What is Data Automation?
Eliminating human interference from tasks like extract, transform, load (ETL), data integration, data validation, and data analytics is known as data automation.
Data processing and retrieval are improved with new Amazon Bedrock features.
Amazon Bedrock Data Automation(Preview)
You can easily and affordably create automated workflows for media analysis, intelligent document processing (IDP), and retrieval-augmented generation (RAG) with Amazon Bedrock Data Automation. Video recaps of significant events, the identification of offensive visual material, automated document analysis, and much more are examples of insights. Outputs can be altered to fit insights into your own company requirements. When creating a knowledge base for RAG processes, Amazon Bedrock Data Automation may be utilized as a parser or as a stand-alone tool.
Multimodal data is now processed by Amazon Bedrock Knowledge Bases: You may set up a knowledge base to parse documents using either Amazon Bedrock Data Automation or a foundation model (FM) as the parser to assist in developing applications that handle both text and visual aspects in documents and photos. The accuracy and applicability of the answers you receive from a knowledge base that has information contained in both text and graphics can be enhanced by multimodal data processing.
GraphRAG (preview) is currently supported by Amazon Bedrock Knowledge Bases: One of the first fully-managed GraphRAG capabilities is now available from us. By combining RAG methods with graphs, GraphRAG improves generative AI applications by giving end users more thorough and accurate replies.
Structured data retrieval is now supported by Amazon Bedrock Knowledge Bases: By adding vital enterprise data, this feature expands a knowledge base to enable natural language querying of data lakes and warehouses, enabling applications to access business intelligence (BI) through conversational interfaces and increase answer accuracy. One of the first completely managed off-the-shelf RAG solutions that can natively query structured data from its location is offered by Amazon Bedrock Knowledge Bases. This feature speeds up the process of developing generative AI applications from more than a month to a few days and aids in dismantling data silos across data sources.
Building full AI systems that can analyse, comprehend, and retrieve data from both structured and unstructured data sources is made simpler by these new capabilities. For instance, a vehicle insurance business may increase the efficiency of their claims department by automating their claims adjudication workflow with Amazon Bedrock Data Automation.
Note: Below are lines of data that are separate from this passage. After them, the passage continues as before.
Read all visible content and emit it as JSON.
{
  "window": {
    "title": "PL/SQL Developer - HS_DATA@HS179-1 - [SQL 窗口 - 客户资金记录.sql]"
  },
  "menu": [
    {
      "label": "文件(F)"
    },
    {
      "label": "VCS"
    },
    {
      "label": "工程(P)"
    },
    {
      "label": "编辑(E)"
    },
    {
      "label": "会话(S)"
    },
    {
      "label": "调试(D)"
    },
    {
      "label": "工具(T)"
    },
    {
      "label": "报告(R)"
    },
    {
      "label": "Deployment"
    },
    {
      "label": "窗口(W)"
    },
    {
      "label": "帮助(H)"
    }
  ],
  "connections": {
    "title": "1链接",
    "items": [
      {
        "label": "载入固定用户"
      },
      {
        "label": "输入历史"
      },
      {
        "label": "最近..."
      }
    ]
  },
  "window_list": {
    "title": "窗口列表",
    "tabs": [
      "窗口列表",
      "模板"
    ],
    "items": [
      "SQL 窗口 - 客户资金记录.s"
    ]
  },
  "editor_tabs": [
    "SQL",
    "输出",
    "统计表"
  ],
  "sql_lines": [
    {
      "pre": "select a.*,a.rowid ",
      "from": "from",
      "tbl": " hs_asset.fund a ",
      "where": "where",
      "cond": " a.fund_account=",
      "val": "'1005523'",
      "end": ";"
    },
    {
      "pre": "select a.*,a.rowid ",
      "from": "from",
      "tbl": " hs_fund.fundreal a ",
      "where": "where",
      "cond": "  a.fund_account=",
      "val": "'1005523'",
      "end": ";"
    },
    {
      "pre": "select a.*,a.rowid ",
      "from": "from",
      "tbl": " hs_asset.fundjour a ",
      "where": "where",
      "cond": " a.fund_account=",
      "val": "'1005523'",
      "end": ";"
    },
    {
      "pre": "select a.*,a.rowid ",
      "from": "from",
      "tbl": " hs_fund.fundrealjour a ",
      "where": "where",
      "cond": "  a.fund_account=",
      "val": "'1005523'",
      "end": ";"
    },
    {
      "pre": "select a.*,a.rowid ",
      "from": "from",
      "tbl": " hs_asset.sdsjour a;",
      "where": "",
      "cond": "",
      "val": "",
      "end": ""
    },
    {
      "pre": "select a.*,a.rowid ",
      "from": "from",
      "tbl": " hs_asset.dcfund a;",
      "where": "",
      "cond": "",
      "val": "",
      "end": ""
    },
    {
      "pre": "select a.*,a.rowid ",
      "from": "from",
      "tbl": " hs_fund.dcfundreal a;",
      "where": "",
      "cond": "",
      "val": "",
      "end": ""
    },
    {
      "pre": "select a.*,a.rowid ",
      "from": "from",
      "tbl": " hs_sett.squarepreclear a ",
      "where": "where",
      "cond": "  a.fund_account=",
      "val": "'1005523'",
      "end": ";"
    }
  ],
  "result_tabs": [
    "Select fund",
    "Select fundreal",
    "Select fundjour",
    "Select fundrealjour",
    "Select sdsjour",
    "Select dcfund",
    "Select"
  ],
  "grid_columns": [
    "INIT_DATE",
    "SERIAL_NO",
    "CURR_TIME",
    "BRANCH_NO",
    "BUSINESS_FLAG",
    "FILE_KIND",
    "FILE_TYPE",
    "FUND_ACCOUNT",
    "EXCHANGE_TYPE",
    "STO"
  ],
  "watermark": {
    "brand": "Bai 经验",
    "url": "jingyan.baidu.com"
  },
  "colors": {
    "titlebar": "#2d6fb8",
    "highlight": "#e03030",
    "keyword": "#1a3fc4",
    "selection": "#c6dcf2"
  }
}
This would cut down on the time it takes to process auto claims.
In a similar vein, a media business can examine television programs and extract information such as scene summaries, industry standard advertising taxonomy (IAB), and brand logos that are necessary for strategic ad placement. A media production business can record important points in their video assets and provide scene-by-scene recaps. A financial services organisation can utilise GraphRAG to comprehend the links between various financial institutions and handle intricate financial records using tables and charts. All of these businesses may query their data warehouse and get information from their knowledge base using structured data retrieval.
Let’s examine these qualities in more detail.
Presenting Amazon Bedrock Data Automation
One feature of Amazon Bedrock that makes it easier to extract useful insights from multimodal, unstructured content like documents, photos, videos, and audio files is Amazon Bedrock Data Automation.
Developers can process multimodal material using a single interface with Amazon Bedrock Data Automation’s unified, API-driven experience, which removes the need to coordinate and maintain several AI models and services. The quality and reliability of the extracted insights are enhanced by Amazon Bedrock Data Automation’s built-in protections, which include visual grounding and confidence scores. This facilitates integration into organizational processes.
Four modalities are supported by Amazon Bedrock Data Automation: documents, photos, video, and audio. Results are written to an Amazon Simple Storage Service (Amazon S3) bucket, and all modalities utilize the same asynchronous inference API when utilized in an application.
You may create two different output kinds for each modality by configuring the output according to your processing requirements:
Standard output: Standard output provides you with preset insights that are predetermined and pertinent to the type of supplied data. Semantic document representation, scene-by-scene video summaries, audio transcripts, and more are a few examples. It only takes a few steps to specify which insights you wish to collect.
Custom output: With custom output, you may use artefacts known as “blueprints” to define and describe your extraction needs and provide insights that are specific to your business needs. Additionally, you have the option to convert the output into a certain format or schema that works with your downstream systems, such databases or other apps.
All formats (audio, documents, photos, and videos) can be utilised with standard output. Custom output is limited to documents and photos during the preview.
The Amazon Bedrock Data Automation inference API allows users to store both standard and bespoke output configurations in a project for later use. For every processed file, a project may be set up to provide both standard and bespoke output.